Dissertations, Theses, and Capstone Projects

Date of Degree

10-2014

Document Type

Dissertation

Degree Name

Ph.D.

Program

Sociology

Advisor

William Kornblum

Committee Members

Sharon Zukin

Philip Kasinitz

Subject Categories

Sociology

Keywords

Culture, Identity, Music Scenes, Urban Ecology, Urban Sociology

Abstract

This work is concerned with the situation of indie musicians and their relationship to the urban imaginary of the city of Portland, Oregon. Central to this inquiry is the interplay between music makers and the evolving cultural economy of the city. There are several key issues that arise in Portland for participants in the indie music scene, in the new, high-rent lifestyle city. The regional Northwest ecology of indie rock music and the collective memory of the underground has been brought into the mainstream as an advertisement for the city, an identity for its new residents and for cultural tourism. This commodification of memory threatens the DIY culture and its independent production practices that previously had thrived. The rise in rents and capitalization of space has undermined the potential of small-scale processes of creation and exchange, from which the identity of the city today was derived. The precariousness of work in the digital age hits home for music makers, as their efforts to collectivize and monetize their production creates a bifurcated creative class, as opposed to a rising tide of creativity.

Spatial practices surrounding development and the use of the music scene as value pose interesting questions of potential and possibility in the new landscape of artisanal entrepreneurialism. As the television show Portlandia, and its related product lines illustrate, as the imagineered version of the hip city overtakes the lived version, the indie culture's value as part of a growth machine outpaces local quality of life measures, such as availability of work and cost of living in general. Participants use neighborhoods as sites of renegotiation, even with limited resources, and homeownership becomes a major mode of spatial entrenchment in the growth machine city. The dispersed archipelago of music places and networks across the city acts as a buttress against the rising tide of incorporation into capital frameworks seen in distinct Bohemian enclaves. In addition, the potential of digital networks of exchange and communication breathe life into a fragile urban cultural production scene.

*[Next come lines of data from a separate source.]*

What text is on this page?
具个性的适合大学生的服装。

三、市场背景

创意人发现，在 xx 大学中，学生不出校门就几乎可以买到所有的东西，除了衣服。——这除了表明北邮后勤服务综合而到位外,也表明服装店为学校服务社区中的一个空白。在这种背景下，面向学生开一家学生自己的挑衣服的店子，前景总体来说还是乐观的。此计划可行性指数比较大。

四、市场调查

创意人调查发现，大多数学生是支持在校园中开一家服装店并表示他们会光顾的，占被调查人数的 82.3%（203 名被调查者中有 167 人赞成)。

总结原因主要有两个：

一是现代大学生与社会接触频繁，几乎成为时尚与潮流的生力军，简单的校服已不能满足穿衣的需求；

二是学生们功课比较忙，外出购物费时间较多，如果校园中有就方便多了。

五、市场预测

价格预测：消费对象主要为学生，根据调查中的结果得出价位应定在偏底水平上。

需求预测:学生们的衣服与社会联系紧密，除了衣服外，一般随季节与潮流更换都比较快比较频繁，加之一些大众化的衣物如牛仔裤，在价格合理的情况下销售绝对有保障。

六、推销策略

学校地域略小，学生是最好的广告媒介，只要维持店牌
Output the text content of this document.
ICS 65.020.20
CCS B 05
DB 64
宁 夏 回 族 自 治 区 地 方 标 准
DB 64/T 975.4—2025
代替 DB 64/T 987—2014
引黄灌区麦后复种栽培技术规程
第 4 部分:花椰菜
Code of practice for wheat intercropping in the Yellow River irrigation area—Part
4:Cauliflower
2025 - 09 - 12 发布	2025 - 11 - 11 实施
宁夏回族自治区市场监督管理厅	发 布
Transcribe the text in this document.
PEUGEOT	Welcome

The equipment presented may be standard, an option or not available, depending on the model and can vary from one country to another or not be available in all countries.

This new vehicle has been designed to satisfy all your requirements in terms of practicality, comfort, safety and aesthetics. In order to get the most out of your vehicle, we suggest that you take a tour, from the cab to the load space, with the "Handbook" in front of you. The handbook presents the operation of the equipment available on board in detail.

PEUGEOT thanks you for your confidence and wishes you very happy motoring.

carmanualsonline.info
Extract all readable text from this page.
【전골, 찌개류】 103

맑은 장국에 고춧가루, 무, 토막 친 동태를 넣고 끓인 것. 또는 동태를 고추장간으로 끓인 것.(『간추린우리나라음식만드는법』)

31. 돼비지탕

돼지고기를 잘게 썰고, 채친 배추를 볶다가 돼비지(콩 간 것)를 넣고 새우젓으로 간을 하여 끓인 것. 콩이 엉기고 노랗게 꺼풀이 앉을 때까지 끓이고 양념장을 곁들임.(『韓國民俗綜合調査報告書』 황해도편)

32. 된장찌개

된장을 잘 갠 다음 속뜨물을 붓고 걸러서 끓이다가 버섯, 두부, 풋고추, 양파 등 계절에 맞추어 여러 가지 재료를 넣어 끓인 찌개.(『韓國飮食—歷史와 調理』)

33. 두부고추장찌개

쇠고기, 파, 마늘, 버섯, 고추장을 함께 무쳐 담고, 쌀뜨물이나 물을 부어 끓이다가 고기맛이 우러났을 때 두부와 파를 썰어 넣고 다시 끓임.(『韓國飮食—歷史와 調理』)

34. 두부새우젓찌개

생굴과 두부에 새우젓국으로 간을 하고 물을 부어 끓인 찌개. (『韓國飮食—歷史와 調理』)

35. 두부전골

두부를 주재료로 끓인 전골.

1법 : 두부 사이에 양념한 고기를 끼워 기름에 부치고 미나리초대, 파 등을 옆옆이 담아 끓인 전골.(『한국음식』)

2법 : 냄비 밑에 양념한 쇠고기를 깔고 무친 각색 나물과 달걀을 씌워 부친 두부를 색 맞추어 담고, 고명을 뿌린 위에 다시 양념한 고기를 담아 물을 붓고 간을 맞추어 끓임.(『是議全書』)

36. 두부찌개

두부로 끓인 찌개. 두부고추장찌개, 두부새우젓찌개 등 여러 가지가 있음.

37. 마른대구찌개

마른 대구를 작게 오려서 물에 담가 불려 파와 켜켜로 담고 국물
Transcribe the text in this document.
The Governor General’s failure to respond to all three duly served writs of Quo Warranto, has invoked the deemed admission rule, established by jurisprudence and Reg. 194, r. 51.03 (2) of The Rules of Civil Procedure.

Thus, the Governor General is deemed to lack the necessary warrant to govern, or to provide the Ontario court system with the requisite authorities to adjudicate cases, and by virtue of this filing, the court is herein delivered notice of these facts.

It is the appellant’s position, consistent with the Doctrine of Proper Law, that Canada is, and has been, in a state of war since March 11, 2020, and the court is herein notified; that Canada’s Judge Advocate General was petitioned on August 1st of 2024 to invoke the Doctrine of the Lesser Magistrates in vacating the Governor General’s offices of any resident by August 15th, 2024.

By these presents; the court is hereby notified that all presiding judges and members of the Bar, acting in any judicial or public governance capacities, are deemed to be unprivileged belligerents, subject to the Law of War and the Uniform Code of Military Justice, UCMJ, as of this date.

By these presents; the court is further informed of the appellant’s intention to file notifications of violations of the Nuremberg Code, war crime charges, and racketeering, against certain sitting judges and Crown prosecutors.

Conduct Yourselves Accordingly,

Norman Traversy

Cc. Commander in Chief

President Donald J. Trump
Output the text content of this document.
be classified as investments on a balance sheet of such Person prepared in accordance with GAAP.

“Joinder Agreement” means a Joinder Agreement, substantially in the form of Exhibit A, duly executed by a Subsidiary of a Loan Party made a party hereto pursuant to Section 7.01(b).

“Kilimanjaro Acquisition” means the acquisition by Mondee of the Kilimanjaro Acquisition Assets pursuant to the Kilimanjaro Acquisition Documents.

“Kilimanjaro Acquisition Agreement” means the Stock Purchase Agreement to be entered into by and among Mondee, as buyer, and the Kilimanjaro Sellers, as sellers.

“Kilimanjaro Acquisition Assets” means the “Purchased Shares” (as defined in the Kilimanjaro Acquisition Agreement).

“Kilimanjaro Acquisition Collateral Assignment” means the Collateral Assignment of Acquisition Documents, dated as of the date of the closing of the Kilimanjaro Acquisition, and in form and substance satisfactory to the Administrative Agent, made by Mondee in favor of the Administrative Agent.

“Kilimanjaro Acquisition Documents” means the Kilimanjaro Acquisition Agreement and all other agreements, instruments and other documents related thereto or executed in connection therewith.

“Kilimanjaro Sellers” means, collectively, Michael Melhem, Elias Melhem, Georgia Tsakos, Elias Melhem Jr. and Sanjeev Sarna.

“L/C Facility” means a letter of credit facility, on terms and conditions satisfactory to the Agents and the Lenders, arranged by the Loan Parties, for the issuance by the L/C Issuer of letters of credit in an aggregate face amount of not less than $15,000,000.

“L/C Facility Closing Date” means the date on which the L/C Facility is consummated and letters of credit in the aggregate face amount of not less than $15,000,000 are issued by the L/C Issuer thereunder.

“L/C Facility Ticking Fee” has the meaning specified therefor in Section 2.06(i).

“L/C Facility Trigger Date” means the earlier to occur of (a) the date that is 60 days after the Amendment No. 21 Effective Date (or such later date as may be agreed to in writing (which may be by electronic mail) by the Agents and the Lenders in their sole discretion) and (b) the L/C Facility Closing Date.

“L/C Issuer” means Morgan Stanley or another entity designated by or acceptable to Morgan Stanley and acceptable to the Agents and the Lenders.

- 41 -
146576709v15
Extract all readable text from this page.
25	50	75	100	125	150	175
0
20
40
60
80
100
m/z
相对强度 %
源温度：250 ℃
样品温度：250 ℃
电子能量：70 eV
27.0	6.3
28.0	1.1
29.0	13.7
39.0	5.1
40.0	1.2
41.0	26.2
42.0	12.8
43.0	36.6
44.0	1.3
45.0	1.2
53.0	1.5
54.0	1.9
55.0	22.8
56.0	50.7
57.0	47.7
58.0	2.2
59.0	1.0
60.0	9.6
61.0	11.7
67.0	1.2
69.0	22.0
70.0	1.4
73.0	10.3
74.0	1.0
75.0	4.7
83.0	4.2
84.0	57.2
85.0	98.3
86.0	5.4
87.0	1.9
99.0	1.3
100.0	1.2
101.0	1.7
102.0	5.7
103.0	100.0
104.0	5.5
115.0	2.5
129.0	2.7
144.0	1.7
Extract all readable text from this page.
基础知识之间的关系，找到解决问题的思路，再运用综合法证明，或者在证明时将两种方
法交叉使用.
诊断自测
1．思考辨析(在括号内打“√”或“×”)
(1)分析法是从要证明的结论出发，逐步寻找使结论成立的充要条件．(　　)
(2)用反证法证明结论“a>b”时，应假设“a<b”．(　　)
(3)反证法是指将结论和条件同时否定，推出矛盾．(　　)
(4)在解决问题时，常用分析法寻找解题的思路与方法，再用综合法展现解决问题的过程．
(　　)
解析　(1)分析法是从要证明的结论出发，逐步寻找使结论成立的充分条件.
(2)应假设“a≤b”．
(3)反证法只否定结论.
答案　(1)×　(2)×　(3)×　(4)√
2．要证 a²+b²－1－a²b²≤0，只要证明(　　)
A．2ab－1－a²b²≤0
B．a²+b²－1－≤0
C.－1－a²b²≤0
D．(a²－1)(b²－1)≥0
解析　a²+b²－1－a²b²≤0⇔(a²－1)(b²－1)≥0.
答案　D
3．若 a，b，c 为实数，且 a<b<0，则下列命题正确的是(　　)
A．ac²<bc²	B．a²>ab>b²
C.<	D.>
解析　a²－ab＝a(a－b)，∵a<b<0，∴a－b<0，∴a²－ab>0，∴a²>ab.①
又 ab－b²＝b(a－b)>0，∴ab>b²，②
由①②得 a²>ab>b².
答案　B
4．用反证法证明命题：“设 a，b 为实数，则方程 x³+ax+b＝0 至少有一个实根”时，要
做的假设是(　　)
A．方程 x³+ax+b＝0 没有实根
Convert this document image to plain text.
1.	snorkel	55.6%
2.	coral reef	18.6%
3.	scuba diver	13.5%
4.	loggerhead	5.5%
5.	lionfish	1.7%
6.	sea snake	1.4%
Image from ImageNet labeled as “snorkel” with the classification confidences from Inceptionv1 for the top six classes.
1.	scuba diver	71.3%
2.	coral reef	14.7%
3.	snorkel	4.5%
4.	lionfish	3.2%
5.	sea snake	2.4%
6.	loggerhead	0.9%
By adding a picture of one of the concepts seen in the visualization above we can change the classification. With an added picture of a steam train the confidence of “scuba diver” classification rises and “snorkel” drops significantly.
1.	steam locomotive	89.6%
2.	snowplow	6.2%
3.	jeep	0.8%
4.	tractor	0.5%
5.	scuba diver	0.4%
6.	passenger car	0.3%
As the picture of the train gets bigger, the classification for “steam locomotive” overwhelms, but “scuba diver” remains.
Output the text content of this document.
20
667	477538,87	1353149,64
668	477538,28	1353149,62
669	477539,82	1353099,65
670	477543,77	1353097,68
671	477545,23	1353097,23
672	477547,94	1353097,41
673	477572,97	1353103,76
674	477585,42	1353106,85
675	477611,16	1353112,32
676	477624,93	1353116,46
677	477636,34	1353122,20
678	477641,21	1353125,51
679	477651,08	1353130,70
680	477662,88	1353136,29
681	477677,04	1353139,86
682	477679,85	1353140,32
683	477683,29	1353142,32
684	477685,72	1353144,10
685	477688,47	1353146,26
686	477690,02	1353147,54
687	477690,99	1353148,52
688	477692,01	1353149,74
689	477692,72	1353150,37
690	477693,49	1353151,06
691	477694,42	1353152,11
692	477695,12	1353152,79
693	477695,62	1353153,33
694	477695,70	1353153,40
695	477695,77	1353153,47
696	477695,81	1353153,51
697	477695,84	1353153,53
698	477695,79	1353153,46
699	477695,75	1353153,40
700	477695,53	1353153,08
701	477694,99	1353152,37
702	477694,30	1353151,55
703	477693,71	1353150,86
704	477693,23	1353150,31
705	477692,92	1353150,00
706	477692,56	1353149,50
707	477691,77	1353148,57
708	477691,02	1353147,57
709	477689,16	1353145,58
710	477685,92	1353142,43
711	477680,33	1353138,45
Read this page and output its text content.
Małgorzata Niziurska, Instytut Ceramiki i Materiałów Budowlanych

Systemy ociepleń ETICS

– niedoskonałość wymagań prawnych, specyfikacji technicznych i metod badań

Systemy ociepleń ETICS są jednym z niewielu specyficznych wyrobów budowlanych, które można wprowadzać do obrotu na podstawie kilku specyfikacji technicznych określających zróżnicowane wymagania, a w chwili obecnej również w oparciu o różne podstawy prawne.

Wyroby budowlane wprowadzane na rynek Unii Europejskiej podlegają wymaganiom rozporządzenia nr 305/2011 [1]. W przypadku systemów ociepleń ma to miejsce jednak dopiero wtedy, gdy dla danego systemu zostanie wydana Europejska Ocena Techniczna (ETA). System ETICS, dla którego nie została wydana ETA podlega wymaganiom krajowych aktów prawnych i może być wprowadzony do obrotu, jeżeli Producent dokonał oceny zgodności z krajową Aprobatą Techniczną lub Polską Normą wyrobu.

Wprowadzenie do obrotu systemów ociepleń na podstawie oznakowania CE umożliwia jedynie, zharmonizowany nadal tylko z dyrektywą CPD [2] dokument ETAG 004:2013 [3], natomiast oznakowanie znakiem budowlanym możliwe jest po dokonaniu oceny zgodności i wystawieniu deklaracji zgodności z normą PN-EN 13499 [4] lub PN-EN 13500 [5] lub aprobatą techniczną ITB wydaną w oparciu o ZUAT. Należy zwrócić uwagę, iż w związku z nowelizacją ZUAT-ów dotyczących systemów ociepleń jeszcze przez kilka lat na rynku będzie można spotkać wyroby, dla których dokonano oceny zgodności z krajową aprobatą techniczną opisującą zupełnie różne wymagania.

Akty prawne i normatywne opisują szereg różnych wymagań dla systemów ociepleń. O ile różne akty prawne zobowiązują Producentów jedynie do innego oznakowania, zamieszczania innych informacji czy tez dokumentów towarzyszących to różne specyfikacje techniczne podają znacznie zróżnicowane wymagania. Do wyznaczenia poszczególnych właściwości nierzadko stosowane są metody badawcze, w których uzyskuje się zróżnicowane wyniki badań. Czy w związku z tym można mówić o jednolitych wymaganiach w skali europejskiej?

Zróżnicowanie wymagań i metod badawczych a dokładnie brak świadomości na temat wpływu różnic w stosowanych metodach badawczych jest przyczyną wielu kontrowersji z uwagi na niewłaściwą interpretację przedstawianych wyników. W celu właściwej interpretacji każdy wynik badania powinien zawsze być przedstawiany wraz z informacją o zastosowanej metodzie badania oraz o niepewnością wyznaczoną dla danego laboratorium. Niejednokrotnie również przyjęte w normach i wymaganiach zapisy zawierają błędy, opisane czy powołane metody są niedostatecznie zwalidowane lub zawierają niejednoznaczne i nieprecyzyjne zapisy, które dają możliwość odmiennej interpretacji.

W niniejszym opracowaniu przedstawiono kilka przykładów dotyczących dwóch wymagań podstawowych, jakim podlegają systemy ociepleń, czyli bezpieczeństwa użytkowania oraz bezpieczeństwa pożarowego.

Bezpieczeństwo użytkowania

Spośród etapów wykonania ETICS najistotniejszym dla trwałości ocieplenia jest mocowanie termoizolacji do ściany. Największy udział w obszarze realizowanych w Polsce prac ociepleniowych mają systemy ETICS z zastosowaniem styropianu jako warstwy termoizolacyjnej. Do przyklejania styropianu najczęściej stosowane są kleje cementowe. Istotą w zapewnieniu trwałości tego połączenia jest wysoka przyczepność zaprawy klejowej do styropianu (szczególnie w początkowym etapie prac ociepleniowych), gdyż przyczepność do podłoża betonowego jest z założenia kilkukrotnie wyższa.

This work makes a contribution to the sociology of cultural production and the sociology of culture concerning frameworks of identity and spatial change in the new post-industrial city. Codes of authenticity are built up in the tone, technology and practices of the production of musical sound. A new left libertarianism of tiny publics of local goods, especially in the food cart and restaurant scene, have help reestablish spatial practices that embed alternative cultural production, its meanings and practices, in the Portland indie rock framework of authentic local historicity. The threat of the expanding use of space and the value of the music scene as part of the city as a growth machine, especially when the urban growth boundary forces development in close, has threatened the social fabric of creative actors, racial minorities and the working class. Future issues such as the preservation of local cultural identity and collective memory and the notion of artistic communities as a local cultural trust rise to the forefront as artisanal economies and collective networks are left to work to stem the tide of larger capital forces in the new leisure city.